Quand un don est gardé, il suffit que son sens soit reconnu pour qu'il soit transformé en échange symbolique, annulé et détruit.
2. Le gardien.
Connaît-on le gardien? S'il était présent, ce serait par la voix, mais la voix n'en est que le simulacre - elle-même garde le dedans en soi, alors même qu'elle l'émet en-dehors. Et nul ne sait qui est le gardien (comme dans la nouvelle de Kafka, Devant la loi, où le sujet renonce de lui-même à franchir la porte de la loi, sans que le gardien ne l'en empêche).
Qu'est-ce qui garde la mémoire? Pas le gardien, le nom. Mais que garde-t-il exactement? Autre chose que la chose nommée. Le nom est un tombeau, une sépulture, derrière laquelle s'efface ce qui est nommé. Quant à la signature, elle ne garde qu'une archive réifiée, qui impose son sceau sur un cadavre.
Le philosophe comme tel, celui qui exerce le métier de philosophe, c'est quelqu'un qui essaye de construire la machine la plus économique possible pour répéter, pour garder ce que d'autres ont écrit. Par sa maîtrise sur le discours, il formalise, il garde la mémoire et en même temps il garde la garde, il écrit pour garder. En s'interrogeant sur la vérité, l'être, le langage, il se garde aussi, il garde en réserve une autre voix idiomatique, tremblante, dissimulée, qu'il ne peut pas dévoiler.

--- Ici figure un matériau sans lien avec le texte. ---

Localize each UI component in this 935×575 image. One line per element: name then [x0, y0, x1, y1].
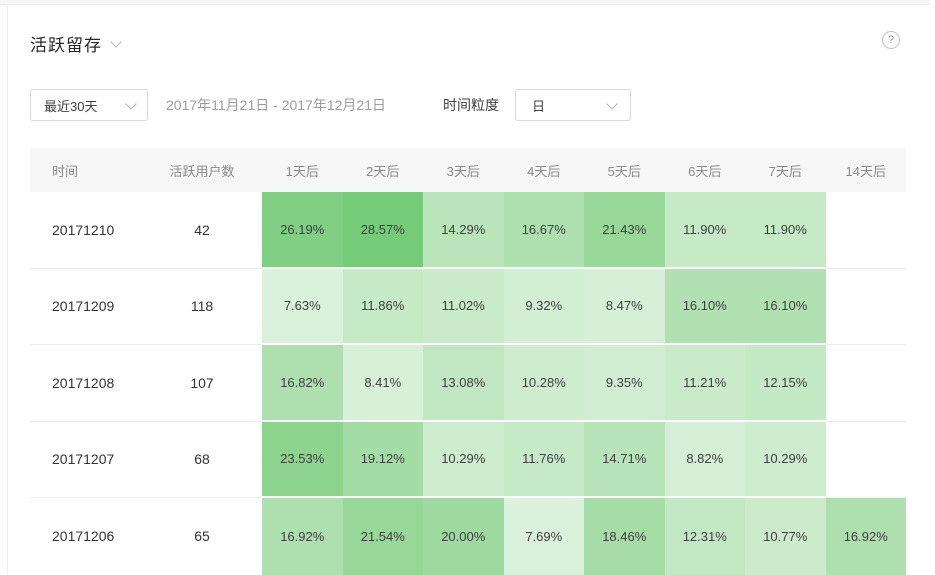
retention-cell: 12.15% — [745, 345, 826, 422]
help-icon[interactable]: ? — [882, 31, 900, 49]
date-cell: 20171207 — [30, 422, 142, 498]
retention-cell-empty — [825, 422, 906, 498]
retention-cell: 16.92% — [825, 498, 906, 575]
retention-cell: 14.71% — [584, 421, 665, 498]
retention-cell-empty — [825, 192, 906, 269]
retention-cell: 10.77% — [745, 498, 826, 575]
retention-cell: 16.10% — [745, 268, 826, 345]
column-header: 1天后 — [285, 163, 319, 179]
retention-cell: 8.82% — [664, 421, 745, 498]
column-header: 14天后 — [845, 163, 886, 179]
table-body: 20171210 42 26.19% 28.57% 14.29% 16.67% 21.43%… — [30, 192, 906, 575]
column-header: 活跃用户数 — [169, 163, 235, 179]
page-title: 活跃留存 — [30, 36, 102, 55]
retention-cell: 8.47% — [584, 268, 665, 345]
retention-cell: 26.19% — [262, 192, 343, 269]
table-header-row: 时间 活跃用户数 1天后 2天后 3天后 4天后 5天后 6天后 7天后 14天后 — [30, 148, 906, 192]
retention-cell: 13.08% — [423, 345, 504, 422]
retention-cell: 21.43% — [584, 192, 665, 269]
date-range-text: 2017年11月21日 - 2017年12月21日 — [166, 97, 386, 113]
retention-cell: 23.53% — [262, 421, 343, 498]
metric-title-dropdown[interactable]: 活跃留存 — [30, 31, 122, 56]
retention-cell: 8.41% — [342, 345, 423, 422]
table-row: 20171206 65 16.92% 21.54% 20.00% 7.69% 18.46% 1… — [30, 498, 906, 575]
date-cell: 20171208 — [30, 345, 142, 422]
date-cell: 20171209 — [30, 269, 142, 345]
retention-table: 时间 活跃用户数 1天后 2天后 3天后 4天后 5天后 6天后 7天后 14天后 2017121… — [30, 148, 906, 575]
retention-cell: 16.67% — [503, 192, 584, 269]
granularity-select[interactable]: 日 — [515, 89, 631, 121]
chevron-down-icon — [606, 97, 618, 110]
active-users-cell: 65 — [194, 528, 210, 545]
column-header: 5天后 — [607, 163, 641, 179]
retention-cell: 7.63% — [262, 268, 343, 345]
retention-cell: 10.29% — [423, 421, 504, 498]
card-left-edge — [7, 5, 8, 574]
chevron-down-icon — [110, 35, 122, 48]
table-row: 20171208 107 16.82% 8.41% 13.08% 10.28% 9.35% 1… — [30, 345, 906, 422]
column-header: 6天后 — [688, 163, 722, 179]
date-cell: 20171206 — [52, 528, 115, 545]
date-range-select[interactable]: 最近30天 — [30, 89, 148, 121]
retention-cell: 9.35% — [584, 345, 665, 422]
retention-cell: 16.10% — [664, 268, 745, 345]
active-users-cell: 118 — [142, 269, 262, 345]
granularity-label: 时间粒度 — [443, 97, 499, 113]
retention-cell: 16.92% — [262, 498, 343, 575]
column-header: 时间 — [52, 163, 79, 179]
retention-cell: 12.31% — [664, 498, 745, 575]
retention-cell: 18.46% — [584, 498, 665, 575]
retention-cell: 9.32% — [503, 268, 584, 345]
controls-bar: 最近30天 2017年11月21日 - 2017年12月21日 时间粒度 日 — [0, 89, 935, 121]
retention-cell: 16.82% — [262, 345, 343, 422]
active-users-cell: 42 — [142, 192, 262, 269]
chevron-down-icon — [125, 97, 137, 110]
retention-cell: 19.12% — [342, 421, 423, 498]
active-users-cell: 107 — [142, 345, 262, 422]
date-cell: 20171210 — [30, 192, 142, 269]
column-header: 2天后 — [366, 163, 400, 179]
retention-cell: 10.29% — [745, 421, 826, 498]
retention-cell: 10.28% — [503, 345, 584, 422]
column-header: 3天后 — [446, 163, 480, 179]
retention-cell-empty — [825, 269, 906, 345]
retention-cell: 11.86% — [342, 268, 423, 345]
retention-cell-empty — [825, 345, 906, 422]
retention-cell: 11.02% — [423, 268, 504, 345]
retention-cell: 21.54% — [342, 498, 423, 575]
retention-cell: 11.90% — [664, 192, 745, 269]
retention-cell: 11.76% — [503, 421, 584, 498]
retention-cell: 14.29% — [423, 192, 504, 269]
page-top-edge — [0, 0, 930, 5]
table-row: 20171210 42 26.19% 28.57% 14.29% 16.67% 21.43%… — [30, 192, 906, 269]
retention-cell: 11.21% — [664, 345, 745, 422]
retention-cell: 11.90% — [745, 192, 826, 269]
table-row: 20171209 118 7.63% 11.86% 11.02% 9.32% 8.47% 16… — [30, 268, 906, 345]
active-users-cell: 68 — [142, 422, 262, 498]
retention-cell: 20.00% — [423, 498, 504, 575]
column-header: 7天后 — [768, 163, 802, 179]
column-header: 4天后 — [527, 163, 561, 179]
retention-cell: 7.69% — [503, 498, 584, 575]
table-row: 20171207 68 23.53% 19.12% 10.29% 11.76% 14.71%… — [30, 421, 906, 498]
retention-cell: 28.57% — [342, 192, 423, 269]
date-range-select-value: 最近30天 — [44, 98, 98, 114]
granularity-select-value: 日 — [532, 98, 546, 114]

Respecter un secret, le garder, même sans y avoir accès, c'est résister à une transparence qui peut, trop vite, devenir totalitaire. C'est la position du marrane, du Juif qui, sans le connaître, garde le secret qui lui a été confié.
3. Mise en garde.
Il arrive que ce qui garde et ce qui est gardé se confondent. Ainsi en est-il pour l'oeuvre [d'art], qui se garde elle-même par les bords, titres et parerga qui la cadrent, mais ne peut survivre que par la garde d'un autre. L'oeuvre, comme l'autre qui la garde, est absolument solitaire.
Quand elle est accomplie par un pouvoir politique, un archonte, un lieu d'autorité, la mise en garde est violente. C'est une mise en ordre, une sélection de ce qu'on décide de ne pas laisser s'effacer ou se perdre. Pour se protéger de tout imprévu, il faut que l'archive gardée soit maîtrisée, interprétée, qu'on lui donne un sens. C'est ce que Derrida appelle la pulsion d'archive. Pour penser l'avenir, on mettra à mort l'archonte et tout ce qui, dans la tradition, porte la loi. C'est le meurtre oedipien, qui ne supprime ni l'archive, ni la loi, ni la mise en garde.